Starting April 29, 2025, Gemini 1.5 Pro and Gemini 1.5 Flash models are not available in projects that have no prior usage of these models, including new projects. For details, see Model versions and lifecycle.

Generative AI beginner's guide

This beginner's guide introduces you to the core technologies of generative AI and explains how they fit together to power chatbots and applications. Generative AI (also known as genAI or gen AI) is a field of machine learning (ML) that develops and uses ML models for generating new content.

Generative AI models are often called large language models (LLMs) because of their large size and ability to understand and generate natural language. However, depending on the data that the models are trained on, these models can understand and generate content from multiple modalities, including text, images, videos, and audio. Models that work with multiple modalities of data are called multimodal models.

Google provides the Gemini family of generative AI models designed for multimodal use cases; capable of processing information from multiple modalities, including images, videos, and text.

Content generation

In order for generative AI models to generate content that's useful in real-world applications, they need to have the following capabilities:

Learn how to perform new tasks:

Generative AI models are designed to perform general tasks. If you want a model to perform tasks that are unique to your use case, then you need to be able to customize the model. On Vertex AI, you can customize your model through model tuning.
Access external information:

Generative AI models are trained on vast amounts of data. However, in order for these models to be useful, they need to be able to access information outside of their training data. For example, if you want to create a customer service chatbot that's powered by a generative AI model, the model needs to have access to information about the products and services that you offer. In Vertex AI, you use the grounding and function calling features to help the model access external information.
Block harmful content:

Generative AI models might generate output that you don't expect, including text that's offensive or insensitive. To maintain safety and prevent misuse, the models need safety filters to block prompts and responses that are determined to be potentially harmful. Vertex AI has built-in safety features that promote the responsible use of our generative AI services.

The following diagram shows how these different capabilities work together to generate content that you want:

Generative AI workflow diagram

Prompt

The generative AI workflow typically starts with prompting. A prompt is a natural language request sent to a generative AI model to elicit a response back. Depending on the model, a prompt can contain text, images, videos, audio, documents, and other modalities or even multiple modalities (multimodal).

Creating a prompt to get the desired response from the model is a practice called prompt design. While prompt design is a process of trial and error, there are prompt design principles and strategies that you can use to nudge the model to behave in the desired way. Vertex AI Studio offers a prompt management tool to help you manage your prompts.

Foundation models

Prompts are sent to a generative AI model for response generation. Vertex AI has a variety of generative AI foundation models that are accessible through a managed API, including the following:

Gemini API: Advanced reasoning, multiturn chat, code generation, and multimodal prompts.
Imagen API: Image generation, image editing, and visual captioning.
MedLM: Medical question answering and summarization. (Deprecated)

The models differ in size, modality, and cost. You can explore Google models, as well as open models and models from Google partners, in Model Garden.

Model customization

You can customize the default behavior of Google's foundation models so that they consistently generate the desired results without using complex prompts. This customization process is called model tuning. Model tuning helps you reduce the cost and latency of your requests by allowing you to simplify your prompts.

Vertex AI also offers model evaluation tools to help you evaluate the performance of your tuned model. After your tuned model is production-ready, you can deploy it to an endpoint and monitor performance like in standard MLOps workflows.

Access external information

Vertex AI offers multiple ways to give the model access to external APIs and real-time information.

Grounding: Connects model responses to a source of truth, such as your own data or web search, helping to reduce hallucinations.
RAG: Connects models to external knowledge sources, such as documents and databases, to generate more accurate and informative responses.
Function calling: Lets the model interact with external APIs to get real-time information and perform real-world tasks.

Citation check

After the response is generated, Vertex AI checks whether citations need to be included with the response.

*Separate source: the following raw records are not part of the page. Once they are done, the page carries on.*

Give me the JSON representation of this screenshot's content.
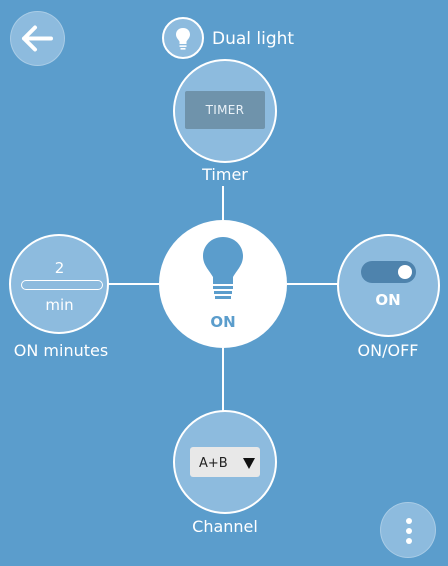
{
  "header": {
    "title": "Dual light",
    "icon": "lightbulb-icon"
  },
  "navigation": {
    "back_icon": "arrow-left-icon",
    "menu_icon": "more-vertical-icon"
  },
  "device": {
    "state": "ON",
    "icon": "lightbulb-icon"
  },
  "timer": {
    "button_label": "TIMER",
    "caption": "Timer"
  },
  "on_minutes": {
    "value": "2",
    "unit": "min",
    "caption": "ON minutes"
  },
  "on_off": {
    "state_label": "ON",
    "caption": "ON/OFF",
    "checked": true
  },
  "channel": {
    "selected": "A+B",
    "caption": "Channel"
  },
  "colors": {
    "background": "#5b9dcc",
    "node": "#8dbbde",
    "accent": "#ffffff"
  }
}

If a significant amount of the text in the response comes from a particular source, that source is added to the citation metadata in the response.

Responsible AI and safety

The last layer of checks that the prompt and response go through before being returned is the safety filters. Vertex AI checks both the prompt and response for how much the prompt or response belongs to a safety category. If the threshold is exceed for one or more categories, the response is blocked and Vertex AI returns a fallback response.

Response

If the prompt and response passes the safety filter checks, the response is returned. Typically, the response is returned all at once. However, with Vertex AI you can also receive responses progressively as it generates by enabling streaming.